How do you evaluate something like this? Reporting engagement metrics isn’t enough; the point of this paper is that value is different from engagement. But value is also latent.

Here, the authors evaluate “evidence based on internal structure, i.e., whether expected theoretical relationships between the variables in the model hold.” They evaluate P(V = 1 | Behavior = 1) for different individual behaviors (marginalizing over all other variables). They compare their Bayesian network to a naive Bayes model and a simpler variant of their network.

The authors find that all behaviors that they expect to increase the probability of a value do so. The relative strengths make sense, too: $P(V = 1 | RT = 1) > P(V = 1 | LinkClick = 1)$. They find other inferences which would be indiscernible from a more theoretical approach.

How do you assess validity? I won’t summarize this, but there’s a great discussion of how the five categories of evidence for validity (from Standards for educational and psychological testing) translate into the recommender system setting.

Discussion

This was an excellent paper. The authors did a great job of motivating the relevant probability theory and providing intuitive explanations. The application was direct and occurred in a real environment.

A lot of the novelty here comes from decomposing this abstract idea into tractable elements. When I was working with Bayesian networks and high-dimensional joint distributions, my biggest challenge was breaking down the complicated network structure into simpler, tractable pieces. That the authors managed to do so in a real, large-scale application is impressive to me.


I noticed that all of the posterior probabilities for $P(V = 1 | Behavior = 1)$ were greater than the prior of 0.5. That is, this model learned that any of these behaviors were evidence that a notification provided value (besides opting out of notifications, which is an extreme action).

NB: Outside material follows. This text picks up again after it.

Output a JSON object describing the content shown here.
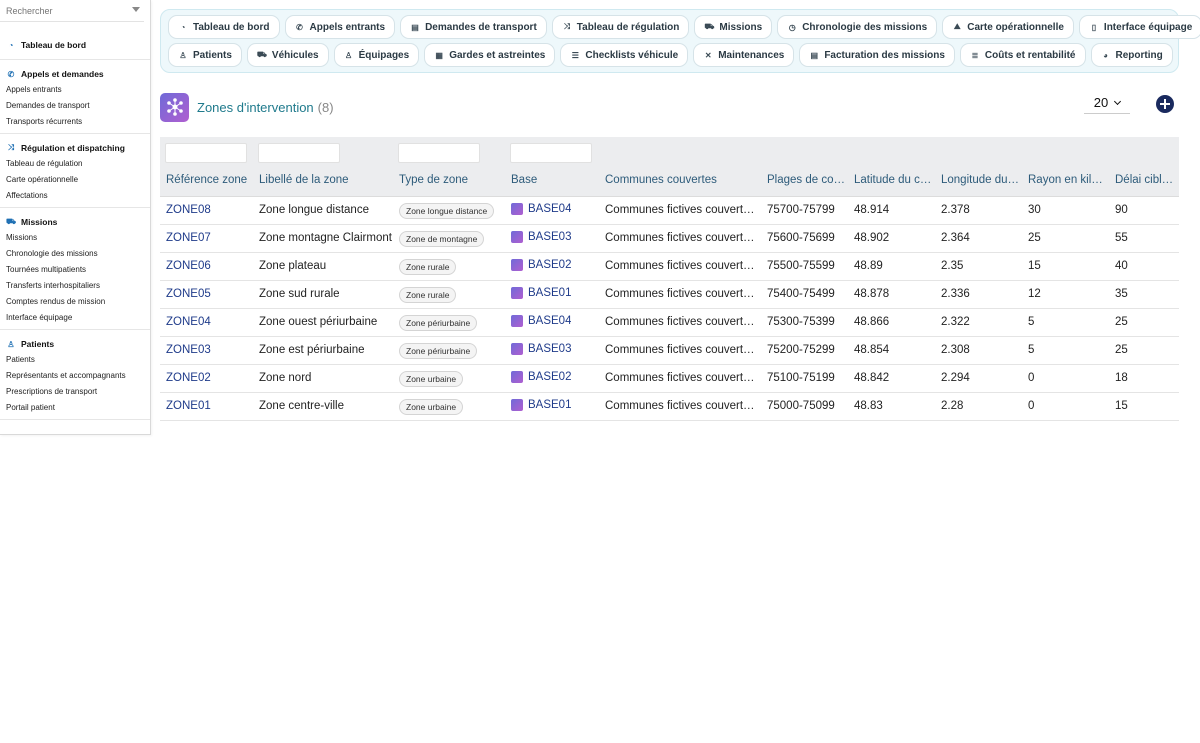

Is this a self-fulfilling prophecy? The authors included many positive behaviors and then found that they predicted value to a user. That makes sense, but it makes me wonder if there are more negative behaviors that could have predicted a lack of value: unfollowing a user, quickly exiting a tweet, closing the app shortly after, etc.

Part of this relates to Twitter’s design. There are not many negative signals I can send, besides the nuclear “see less often.” The authors note that this matters, though they don’t discuss whether or not Twitter meets this design goal:

What content-based evidence makes clear is that to measure any worthy notion of “value”, it is essential to design platforms in which users are empowered with richer channels of feedback.

I’m reminded of Eugene Wei’s Seeing Like an Algorithm, which discusses how the design of TikTok gives clear, immediate signals about a user’s feelings about a video. Twitter doesn’t really do this. My feed usually has a few tweets at once, and if I’m scrolling through them without clicking on any, I’ll like some and dislike others and Twitter will never be any wiser for it.


On the whole, this paper was great. I would love to work at a company or in a research group where I could develop and prototype ideas like this. This paper gave me one of the clearest “I would love to do this” signals I’ve noticed. I look forward to seeing more discussion of it as FAccT 2021 happens in a couple months.